Dalam usahanya mencari dukungan dari denominasi atau kelompok keagamaan, Pastor Maher terpisah dari keluarganya saat konflik melanda Gaza. Ketika konflik mencapai tingkat intensitas yang tinggi, keluarga Pastor Maher mencari perlindungan di Gereja Santo Porphyrius. Namun, sayangnya, gereja ini menjadi sasaran serangan udara Israel pada tanggal 19 Oktober, menyebabkan kerusakan parah dan menewaskan sejumlah orang yang sedang mencari perlindungan di dalamnya.
Baca Juga
Meskipun pihak Israel membela serangannya dengan menyatakan bahwa mereka menargetkan bangunan di sekitar gereja yang diduga sebagai markas komando milisi Hamas, Patriarkat Ortodoks Yunani Yerusalem dan beberapa petinggi organisasi Nasrani mengecam tindakan tersebut sebagai kejahatan perang. Serangan ini mendapat kritik luas karena menyerang tempat ibadah dan tempat perlindungan sipil, melibatkan banyak anak-anak dan perempuan yang kehilangan tempat tinggal akibat serangan udara.
Advertisement
1. Peninggalan Penyebar Kristen Ortodoks
Gereja Santo Porphyrius, yang terletak di Alun-Alun Zaytun di kota tua Gaza ini menjadi salah satu situs bersejarah yang memiliki keistimewaan sebagai gereja tertua ketiga yang masih aktif digunakan oleh umat Kristen Ortodoks Yunani di seluruh dunia.
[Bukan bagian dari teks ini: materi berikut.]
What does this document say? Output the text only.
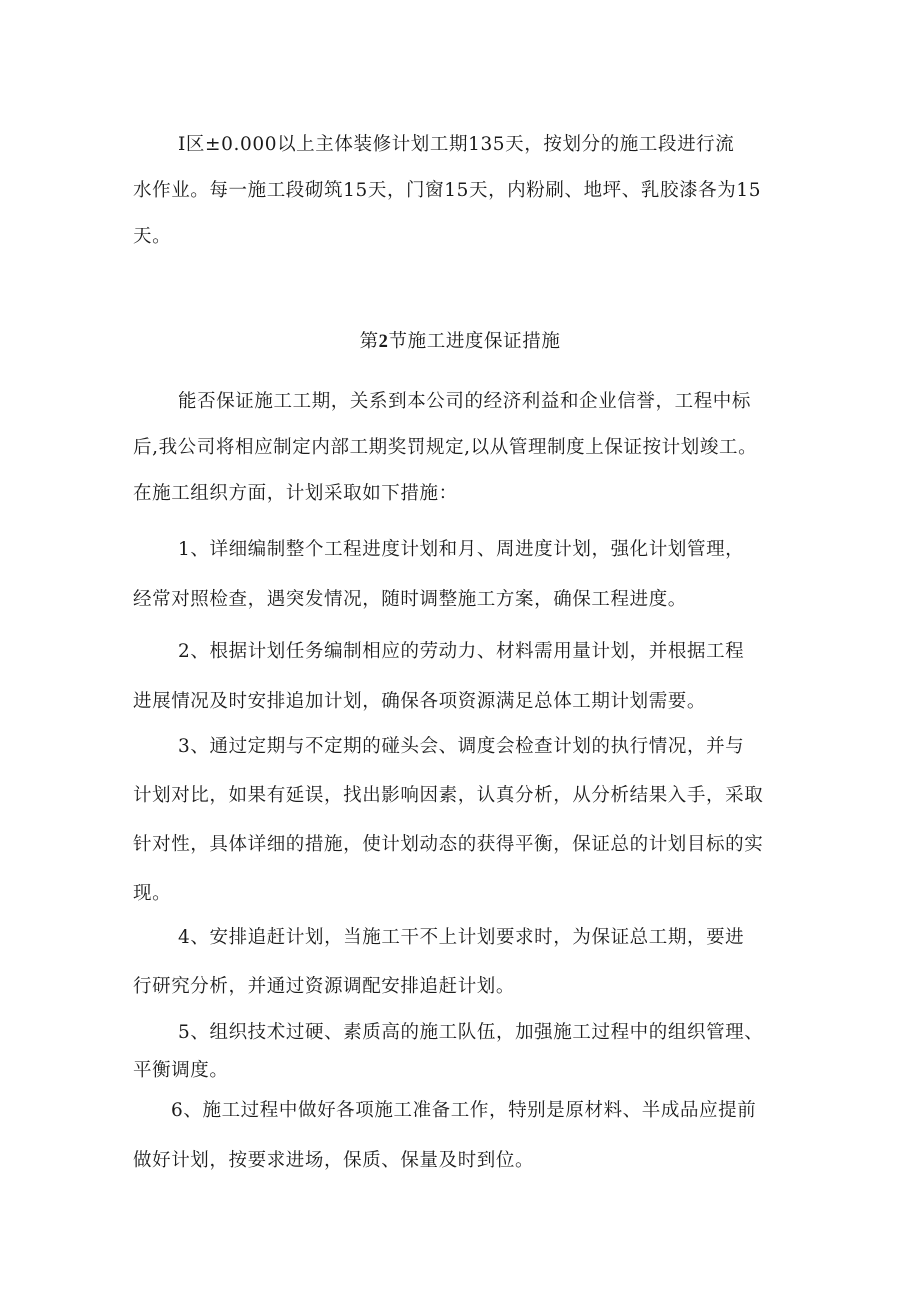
Ⅰ区±0.000以上主体装修计划工期135天，按划分的施工段进行流
水作业。每一施工段砌筑15天，门窗15天，内粉刷、地坪、乳胶漆各为15
天。
第2节施工进度保证措施
能否保证施工工期，关系到本公司的经济利益和企业信誉，工程中标
后,我公司将相应制定内部工期奖罚规定,以从管理制度上保证按计划竣工。
在施工组织方面，计划采取如下措施：
1、详细编制整个工程进度计划和月、周进度计划，强化计划管理，
经常对照检查，遇突发情况，随时调整施工方案，确保工程进度。
2、根据计划任务编制相应的劳动力、材料需用量计划，并根据工程
进展情况及时安排追加计划，确保各项资源满足总体工期计划需要。
3、通过定期与不定期的碰头会、调度会检查计划的执行情况，并与
计划对比，如果有延误，找出影响因素，认真分析，从分析结果入手，采取
针对性，具体详细的措施，使计划动态的获得平衡，保证总的计划目标的实
现。
4、安排追赶计划，当施工干不上计划要求时，为保证总工期，要进
行研究分析，并通过资源调配安排追赶计划。
5、组织技术过硬、素质高的施工队伍，加强施工过程中的组织管理、
平衡调度。
6、施工过程中做好各项施工准备工作，特别是原材料、半成品应提前
做好计划，按要求进场，保质、保量及时到位。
Rania Filfil Almbaid, penulis 'Gaza: The Missing Tourism Assets,' menjelaskan bahwa gereja ini berada di bawah naungan Patriarkat Ortodoks Yunani Yerusalem dengan dimensi bangunan 22,9 x 8,9 meter. Arsitektur Gereja Santo Porphyrius menarik perhatian dengan bentuk persegi panjangnya yang dilengkapi dengan kubah setengah lingkaran, serta memiliki akses jalan masuk yang unik yang terletak di bawah tanah.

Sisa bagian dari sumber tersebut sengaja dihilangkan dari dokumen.